91 W. Va. 65 | W. Va. | 1922

POFFENBARGER, PRESIDENT:

A certificate from the Circuit Court of Ohio County, in this cause, calls for review of an interlocutory order entered *67in it, by which demurrers to the bill were overruled. The 59 plaintiffs consisting of 22 corporations, 8 partnership firms and 29 individuals, of the City of Wheeling, constitute a trades union and are, and, long before the matters complained of in their bill occurred, were associated together under the name, Building Construction Employers, and as such association, maintain an employment office in said city, established by them, on June 16, 1921, after the controversy arose between them and the defendant. Of the plaintiffs, 19 are contractors for wood work done on buildings and in planing mills; 10, for electrical work; 16, for plumbing ; 6, for bricklaying; 6, for tin and sheet metal work; and 1, for structural iron work. The 90 defendants named, consisL of 10 organizations of union labor, their officers, individual members and 31 individuals composing what is known as the “Committee of Action” appointed at a meeting of representatives of labor organizations held in the hall of the Ohio Yalley Trades and Labor Assembly, May 29, 1921, in pursuance of a call issued by the president and secretary of that organization, which, expressing no definite purpose, urged the officers and members of all labor organizations to attend and advised them that it was for their benefit.

The bill charges confederation and conspiracy on the part of the defendants, on and after the expiration of the wage contracts between the local labor organizations and their employers, the plaintiffs, March 31, 1921, and disagreement as to wage scales to be observed, to prevent the latter from executing their construction contracts and from obtaining other contracts and prosecuting their several and intimately related businesses, by misrepresentation, persuasion and intimidation through threats, violence, picketing, boycotting and otherwise, exercised upon their employees, persons desiring to take employment from them and other persons from whom they have taken construction contracts and still others from whom, they endeavor to obtain such contracts.
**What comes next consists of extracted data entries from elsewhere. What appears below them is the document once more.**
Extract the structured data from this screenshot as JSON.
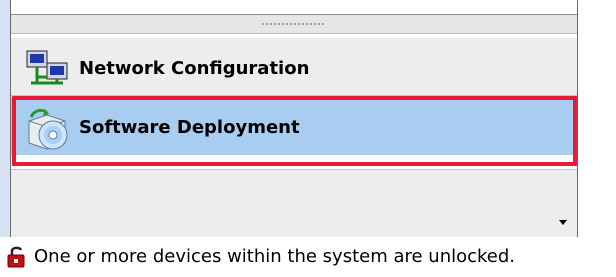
{
  "nav": {
    "items": [
      {
        "label": "Network Configuration",
        "icon": "network-configuration-icon"
      },
      {
        "label": "Software Deployment",
        "icon": "software-deployment-icon",
        "selected": true
      }
    ],
    "overflow_icon": "chevron-down-icon"
  },
  "status": {
    "icon": "unlocked-lock-icon",
    "text": "One or more devices within the system are unlocked."
  },
  "colors": {
    "selected_bg": "#a9cdf1",
    "highlight_border": "#e21d35",
    "button_bg": "#ededed",
    "lock_red": "#c0101a"
  }
}
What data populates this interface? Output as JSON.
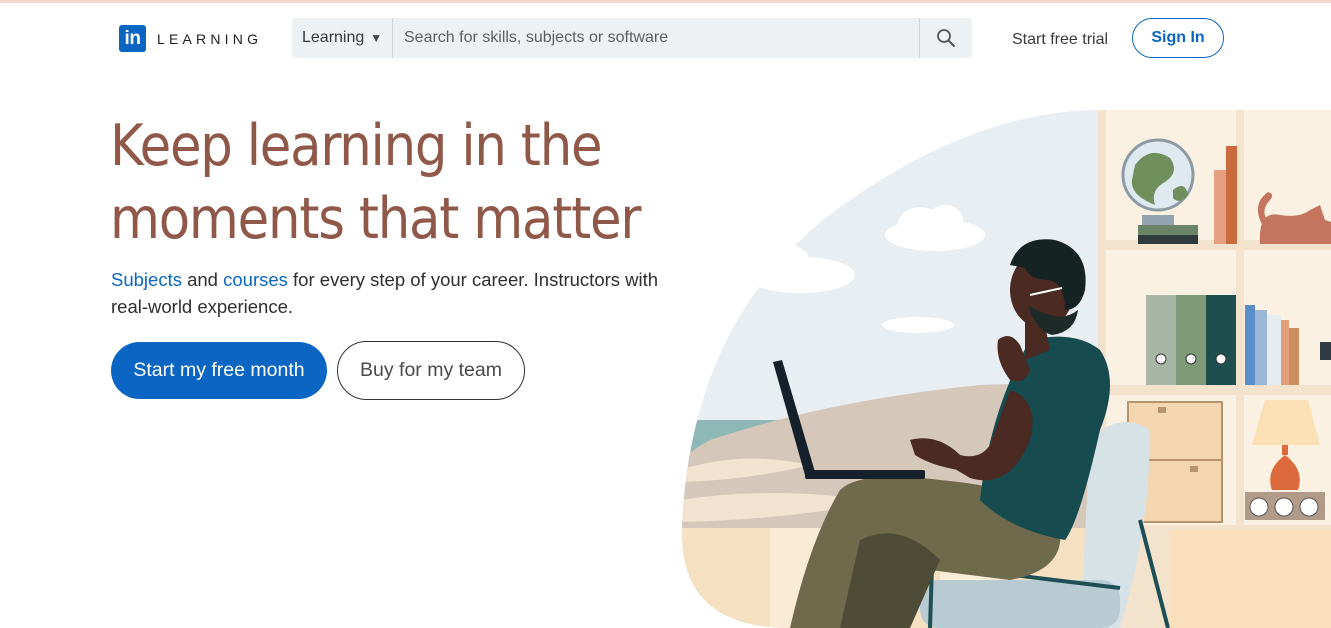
{
  "header": {
    "logo_mark": "in",
    "logo_text": "LEARNING",
    "search": {
      "category": "Learning",
      "placeholder": "Search for skills, subjects or software"
    },
    "trial_link": "Start free trial",
    "signin_label": "Sign In"
  },
  "hero": {
    "title_line1": "Keep learning in the",
    "title_line2": "moments that matter",
    "subtitle": {
      "link1": "Subjects",
      "text1": " and ",
      "link2": "courses",
      "text2": " for every step of your career. Instructors with real-world experience."
    },
    "primary_button": "Start my free month",
    "secondary_button": "Buy for my team"
  },
  "colors": {
    "brand_blue": "#0a66c2",
    "title_brown": "#8f5849"
  }
}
Its prayer is for an injunction.

The grounds of demurrer assigned are: (1) misjoinder of plaintiffs; (2), misjoinder of defendants; (3), multifarious*68ness; (4), lack of specific charges of illegal conduct against the demurrants, the bricklayers union and some of its members; (5), lack of common or joint interest on the part of the plaintiffs; (6), disassoeiation or lack of legal relationship of the plaintiffs; (7), indefiniteness and uncertainty of allegation; and (8) want of equity. The instrument contains more than forty pages and sets forth the facts relied upon specifically and in detail.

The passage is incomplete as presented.